Perhaps owing to initial hiccups for the site's rollout, several readers complained on Twitter early Monday afternoon that it wasn't loading. "The thinking here is we're 75 or 80 percent ready, but the thing is, if we waited another month, we'd still just be 80 or 85 percent ready," Silver told New York Magazine last week.

In a 3,500-word "manifesto," Sil! ver criticized "conventional" media organizations' "anecdotal and ad-hoc" approach to stories, rather than pursuing more stories that are based on "rigorous and empirical" evidence. "One of the challenges that FiveThirtyEight faces is figuring out how to make data journalism vivid and accessible to a broad audience without sacrificing rigor and accuracy," he wrote. "We have several strategies for this; understanding which ones will work is going to require some experimentation."

Given its mission of embedding thoroughly processed data in its stories, FiveThirtyEight will rarely break stories or be the first to comment on developing news, he says. "To classify these stories appropriately, we'll have to do a lot of work in the background before we publish them. All of this takes time. That's why we've elected to sacrifice something else as opposed to accuracy or accessibility. The sacrifice is speed."

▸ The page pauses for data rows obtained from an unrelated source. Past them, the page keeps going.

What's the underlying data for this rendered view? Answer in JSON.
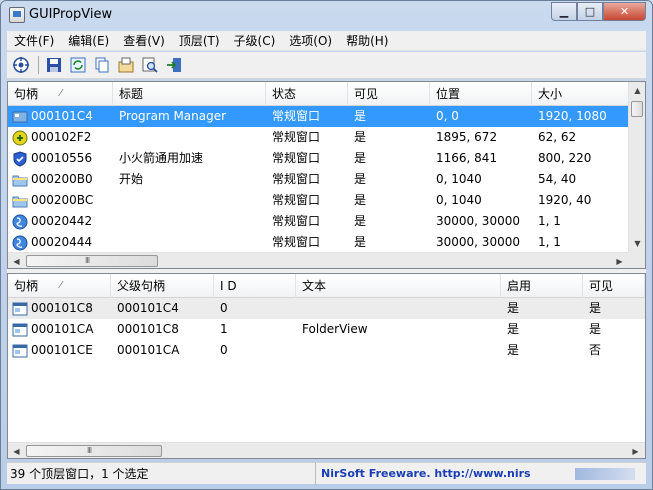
{
  "window": {
    "title": "GUIPropView"
  },
  "menu": [
    "文件(F)",
    "编辑(E)",
    "查看(V)",
    "顶层(T)",
    "子级(C)",
    "选项(O)",
    "帮助(H)"
  ],
  "toolbar": [
    "target-icon",
    "save-icon",
    "refresh-icon",
    "copy-icon",
    "properties-icon",
    "find-icon",
    "exit-icon"
  ],
  "top_table": {
    "columns": [
      "句柄",
      "标题",
      "状态",
      "可见",
      "位置",
      "大小"
    ],
    "rows": [
      {
        "icon": "desktop-icon",
        "handle": "000101C4",
        "title": "Program Manager",
        "state": "常规窗口",
        "visible": "是",
        "pos": "0, 0",
        "size": "1920, 1080",
        "selected": true
      },
      {
        "icon": "app-green-icon",
        "handle": "000102F2",
        "title": "",
        "state": "常规窗口",
        "visible": "是",
        "pos": "1895, 672",
        "size": "62, 62"
      },
      {
        "icon": "shield-icon",
        "handle": "00010556",
        "title": "小火箭通用加速",
        "state": "常规窗口",
        "visible": "是",
        "pos": "1166, 841",
        "size": "800, 220"
      },
      {
        "icon": "folder-icon",
        "handle": "000200B0",
        "title": "开始",
        "state": "常规窗口",
        "visible": "是",
        "pos": "0, 1040",
        "size": "54, 40"
      },
      {
        "icon": "folder-icon",
        "handle": "000200BC",
        "title": "",
        "state": "常规窗口",
        "visible": "是",
        "pos": "0, 1040",
        "size": "1920, 40"
      },
      {
        "icon": "globe-icon",
        "handle": "00020442",
        "title": "",
        "state": "常规窗口",
        "visible": "是",
        "pos": "30000, 30000",
        "size": "1, 1"
      },
      {
        "icon": "globe-icon",
        "handle": "00020444",
        "title": "",
        "state": "常规窗口",
        "visible": "是",
        "pos": "30000, 30000",
        "size": "1, 1"
      }
    ]
  },
  "bottom_table": {
    "columns": [
      "句柄",
      "父级句柄",
      "I D",
      "文本",
      "启用",
      "可见"
    ],
    "rows": [
      {
        "handle": "000101C8",
        "parent": "000101C4",
        "id": "0",
        "text": "",
        "enabled": "是",
        "visible": "是",
        "highlight": true
      },
      {
        "handle": "000101CA",
        "parent": "000101C8",
        "id": "1",
        "text": "FolderView",
        "enabled": "是",
        "visible": "是"
      },
      {
        "handle": "000101CE",
        "parent": "000101CA",
        "id": "0",
        "text": "",
        "enabled": "是",
        "visible": "否"
      }
    ]
  },
  "status": {
    "left": "39 个顶层窗口，1 个选定",
    "right": "NirSoft Freeware.  http://www.nirs"
  }
}
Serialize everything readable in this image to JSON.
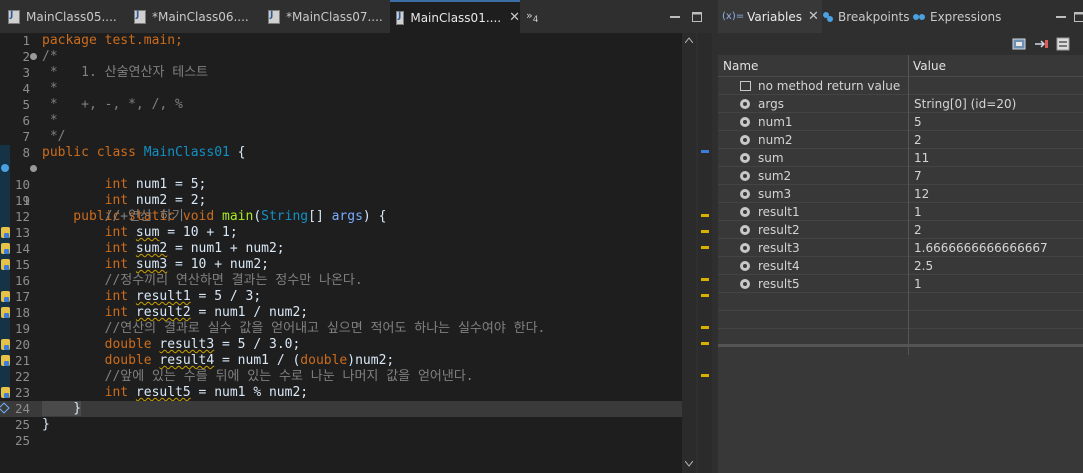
{
  "editor": {
    "tabs": [
      {
        "label": "MainClass05....",
        "active": false
      },
      {
        "label": "*MainClass06....",
        "active": false
      },
      {
        "label": "*MainClass07....",
        "active": false
      },
      {
        "label": "MainClass01....",
        "active": true
      }
    ],
    "overflow_label": "»",
    "overflow_count": "4",
    "lines": [
      {
        "n": "1"
      },
      {
        "n": "2"
      },
      {
        "n": "3"
      },
      {
        "n": "4"
      },
      {
        "n": "5"
      },
      {
        "n": "6"
      },
      {
        "n": "7"
      },
      {
        "n": "8"
      },
      {
        "n": "9"
      },
      {
        "n": "10"
      },
      {
        "n": "11"
      },
      {
        "n": "12"
      },
      {
        "n": "13"
      },
      {
        "n": "14"
      },
      {
        "n": "15"
      },
      {
        "n": "16"
      },
      {
        "n": "17"
      },
      {
        "n": "18"
      },
      {
        "n": "19"
      },
      {
        "n": "20"
      },
      {
        "n": "21"
      },
      {
        "n": "22"
      },
      {
        "n": "23"
      },
      {
        "n": "24"
      },
      {
        "n": "25"
      }
    ],
    "code": {
      "l1": "package test.main;",
      "l2": "/*",
      "l3": " *   1. 산술연산자 테스트",
      "l4": " *",
      "l5": " *   +, -, *, /, %",
      "l6": " *",
      "l7": " */",
      "l8_kw": "public class ",
      "l8_cls": "MainClass01",
      "l8_rest": " {",
      "l9_kw": "    public static void ",
      "l9_meth": "main",
      "l9_open": "(",
      "l9_typ": "String",
      "l9_mid": "[] ",
      "l9_var": "args",
      "l9_end": ") {",
      "l10_kw": "        int ",
      "l10_rest": "num1 = 5;",
      "l11_kw": "        int ",
      "l11_rest": "num2 = 2;",
      "l12": "        //+연산 하기",
      "l13_kw": "        int ",
      "l13_var": "sum",
      "l13_rest": " = 10 + 1;",
      "l14_kw": "        int ",
      "l14_var": "sum2",
      "l14_rest": " = num1 + num2;",
      "l15_kw": "        int ",
      "l15_var": "sum3",
      "l15_rest": " = 10 + num2;",
      "l16": "        //정수끼리 연산하면 결과는 정수만 나온다.",
      "l17_kw": "        int ",
      "l17_var": "result1",
      "l17_rest": " = 5 / 3;",
      "l18_kw": "        int ",
      "l18_var": "result2",
      "l18_rest": " = num1 / num2;",
      "l19": "        //연산의 결과로 실수 값을 얻어내고 싶으면 적어도 하나는 실수여야 한다.",
      "l20_kw": "        double ",
      "l20_var": "result3",
      "l20_rest": " = 5 / 3.0;",
      "l21_kw": "        double ",
      "l21_var": "result4",
      "l21_mid": " = num1 / (",
      "l21_kw2": "double",
      "l21_rest": ")num2;",
      "l22": "        //앞에 있는 수를 뒤에 있는 수로 나눈 나머지 값을 얻어낸다.",
      "l23_kw": "        int ",
      "l23_var": "result5",
      "l23_rest": " = num1 % num2;",
      "l24": "    }",
      "l25": "}"
    }
  },
  "variables_view": {
    "tabs": [
      {
        "label": "Variables",
        "prefix": "(x)=",
        "active": true
      },
      {
        "label": "Breakpoints",
        "active": false
      },
      {
        "label": "Expressions",
        "active": false
      }
    ],
    "columns": {
      "name": "Name",
      "value": "Value"
    },
    "rows": [
      {
        "name": "no method return value",
        "value": ""
      },
      {
        "name": "args",
        "value": "String[0]  (id=20)"
      },
      {
        "name": "num1",
        "value": "5"
      },
      {
        "name": "num2",
        "value": "2"
      },
      {
        "name": "sum",
        "value": "11"
      },
      {
        "name": "sum2",
        "value": "7"
      },
      {
        "name": "sum3",
        "value": "12"
      },
      {
        "name": "result1",
        "value": "1"
      },
      {
        "name": "result2",
        "value": "2"
      },
      {
        "name": "result3",
        "value": "1.6666666666666667"
      },
      {
        "name": "result4",
        "value": "2.5"
      },
      {
        "name": "result5",
        "value": "1"
      }
    ]
  },
  "colors": {
    "keyword": "#cc6c1d",
    "class_name": "#1290c3",
    "method": "#a7ec21",
    "comment": "#808080",
    "warning_marker": "#d8b000"
  }
}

With a staff of 20, the site will collaborate with ESPN Films and Grantland, a ESPN-backed sports and pop culture commentary site founded by sportswriter Bill Simmons, to produce original documentary films. It will also write software code on Github, a web hosting service for open source projects.

FiveThirtyEight was cross-promoted on ESPN.com Monday, featuring Silver's prediction for the NCAA basketball tournament.

Silver said he chose the site's logo, a fox, because it's an allusion to a phrase attributed to the Greek poet Archilochus: "The fox knows many things, but the hedgehog knows one big thing."